SAPV: Die spezialisierte ambulante Palliativversorgung (SAPV) ist seit 2007 im SGB V, § 37b fest verankert, gerade auch für Kinder. Die pädiatrischen SAPV-Teams bieten Beratung und Koordination für die Familien, den behandelnden Kinderarzt und für den Kinderkrankenpflege- und Kinderhospizdienst an. In Deutschland stehen mittlerweile fast flächendeckend pädiatrische SAPV-Teams zur Verfügung, sodass es nur noch selten notwendig ist, dass lebensbegrenzend erkrankte Kinder und Jugendliche durch Erwachsenen-SAPV-Teams zu Hause versorgt werden.

Ambulanter Kinderhospizdienst

Die ersten ambulanten Kinderhospizdienste gab es 1999 in Berlin und Kirchheim/Teck mit dem Ziel einer ganzheitlichen Betreuung der erkrankten Kinder und der Entlastung ihrer Familie zu Hause. Ihre Aufgabe liegt auch in der Vernetzung der betroffenen Eltern. Sie halten zudem ein Weiterbildungsangebot in Form von Seminaren zur Trauerarbeit, insbesondere auch für gesunde Geschwister und Großeltern, vor. Bis auf eine hauptamtliche Koordinatorin arbeiten alle Mitarbeiterinnen und Mitarbeiter ehrenamtlich.

Stationäre Hilfen

Kurzzeitwohnheime: Ähnlich wie eine Kurzzeitpflege für erwachsene Pflegebedürftige bieten Kurzzeitwohnheime den erkrankten Kindern ein vorübergehendes „Zuhause“ in einer familiären und anregenden Umgebung. Eltern bekommen damit die Möglichkeit einer eigenen Auszeit von der täglichen Pflege ihres lebensbegrenzend erkrankten und/oder schwer mehrfach behinderten Kindes. Immer wieder nutzen Familien diese Zeit auch für einen speziell auf die gesunden Geschwisterkinder ausgerichteten Familienurlaub.

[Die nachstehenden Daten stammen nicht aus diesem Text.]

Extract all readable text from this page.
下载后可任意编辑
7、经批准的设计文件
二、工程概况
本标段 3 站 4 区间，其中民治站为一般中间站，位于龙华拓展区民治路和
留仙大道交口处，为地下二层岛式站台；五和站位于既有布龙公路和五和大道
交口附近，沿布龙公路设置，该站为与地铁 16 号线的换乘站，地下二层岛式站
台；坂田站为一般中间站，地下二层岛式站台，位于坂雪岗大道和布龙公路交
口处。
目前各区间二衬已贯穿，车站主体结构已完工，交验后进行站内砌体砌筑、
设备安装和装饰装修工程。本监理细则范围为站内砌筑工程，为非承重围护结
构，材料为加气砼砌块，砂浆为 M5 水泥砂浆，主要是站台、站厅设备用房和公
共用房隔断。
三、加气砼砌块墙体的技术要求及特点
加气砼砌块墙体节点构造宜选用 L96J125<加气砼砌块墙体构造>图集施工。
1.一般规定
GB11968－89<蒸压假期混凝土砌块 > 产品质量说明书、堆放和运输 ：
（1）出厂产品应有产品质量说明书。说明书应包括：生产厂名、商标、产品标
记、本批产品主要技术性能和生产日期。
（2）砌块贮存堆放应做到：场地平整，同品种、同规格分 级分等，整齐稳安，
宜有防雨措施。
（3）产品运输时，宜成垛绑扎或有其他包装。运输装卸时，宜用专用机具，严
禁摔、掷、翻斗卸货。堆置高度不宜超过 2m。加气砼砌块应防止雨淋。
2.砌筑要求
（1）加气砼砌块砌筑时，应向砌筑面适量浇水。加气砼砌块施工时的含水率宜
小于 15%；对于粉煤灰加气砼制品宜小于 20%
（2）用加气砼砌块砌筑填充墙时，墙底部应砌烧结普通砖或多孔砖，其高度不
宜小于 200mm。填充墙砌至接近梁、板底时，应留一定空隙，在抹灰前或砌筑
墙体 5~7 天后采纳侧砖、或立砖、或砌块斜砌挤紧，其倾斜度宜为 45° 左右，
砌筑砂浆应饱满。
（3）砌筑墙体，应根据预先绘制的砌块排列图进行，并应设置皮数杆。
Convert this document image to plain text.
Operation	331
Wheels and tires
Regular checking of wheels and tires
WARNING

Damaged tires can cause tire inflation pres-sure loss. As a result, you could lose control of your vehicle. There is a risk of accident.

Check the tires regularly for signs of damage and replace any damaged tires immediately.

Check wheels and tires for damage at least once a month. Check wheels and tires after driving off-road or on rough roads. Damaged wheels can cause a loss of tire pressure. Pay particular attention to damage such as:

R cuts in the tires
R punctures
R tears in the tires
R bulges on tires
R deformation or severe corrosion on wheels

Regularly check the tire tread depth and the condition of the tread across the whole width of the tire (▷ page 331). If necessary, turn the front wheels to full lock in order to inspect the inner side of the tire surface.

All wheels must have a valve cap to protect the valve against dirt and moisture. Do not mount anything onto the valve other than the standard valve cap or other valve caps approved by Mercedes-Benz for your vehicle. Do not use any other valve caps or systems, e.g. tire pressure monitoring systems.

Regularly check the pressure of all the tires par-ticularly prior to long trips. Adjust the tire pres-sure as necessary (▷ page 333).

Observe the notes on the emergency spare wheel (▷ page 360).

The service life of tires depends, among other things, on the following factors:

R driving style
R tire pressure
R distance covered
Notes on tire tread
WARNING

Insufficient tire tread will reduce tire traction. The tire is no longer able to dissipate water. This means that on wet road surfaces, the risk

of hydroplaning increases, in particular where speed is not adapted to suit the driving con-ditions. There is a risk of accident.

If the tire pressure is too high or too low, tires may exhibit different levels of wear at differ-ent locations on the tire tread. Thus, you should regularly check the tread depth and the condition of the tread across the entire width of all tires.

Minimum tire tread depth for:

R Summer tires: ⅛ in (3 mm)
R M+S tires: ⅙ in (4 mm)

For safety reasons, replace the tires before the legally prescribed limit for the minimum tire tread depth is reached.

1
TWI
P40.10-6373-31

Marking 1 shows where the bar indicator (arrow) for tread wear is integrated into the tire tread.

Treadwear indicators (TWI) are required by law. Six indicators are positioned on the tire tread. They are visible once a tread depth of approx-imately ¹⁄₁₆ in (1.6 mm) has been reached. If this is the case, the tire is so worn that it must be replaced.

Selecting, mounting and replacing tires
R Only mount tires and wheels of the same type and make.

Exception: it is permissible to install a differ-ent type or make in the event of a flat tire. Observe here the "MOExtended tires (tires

Wohn- und Rehabilitationseinrichtungen

Vor allem für Kinder, die aufgrund ihrer Erkrankung bzw. Behinderung ständig auf technische Hilfsmittel wie etwa ein Beatmungsgerät oder Infusionen angewiesen sind, braucht es eine besondere Expertise für die Versorgung. Die Pflege dieser Kinder ist oft sehr aufwendig, und nicht immer können die Eltern dies zu Hause bewerkstelligen. Die Wohnheime bieten ein Zuhause sowohl vorübergehend auf Zeit, aber auch als eine dauerhafte Wohn- und Lebensform. Für Jugendliche und junge Erwachsene bedeutet ein Auszug aus dem Elternhaus auch Autonomie und Lösung vom Elternhaus, was ihnen trotz Behinderung oder Erkrankung durch diese Einrichtungen ermöglicht werden kann.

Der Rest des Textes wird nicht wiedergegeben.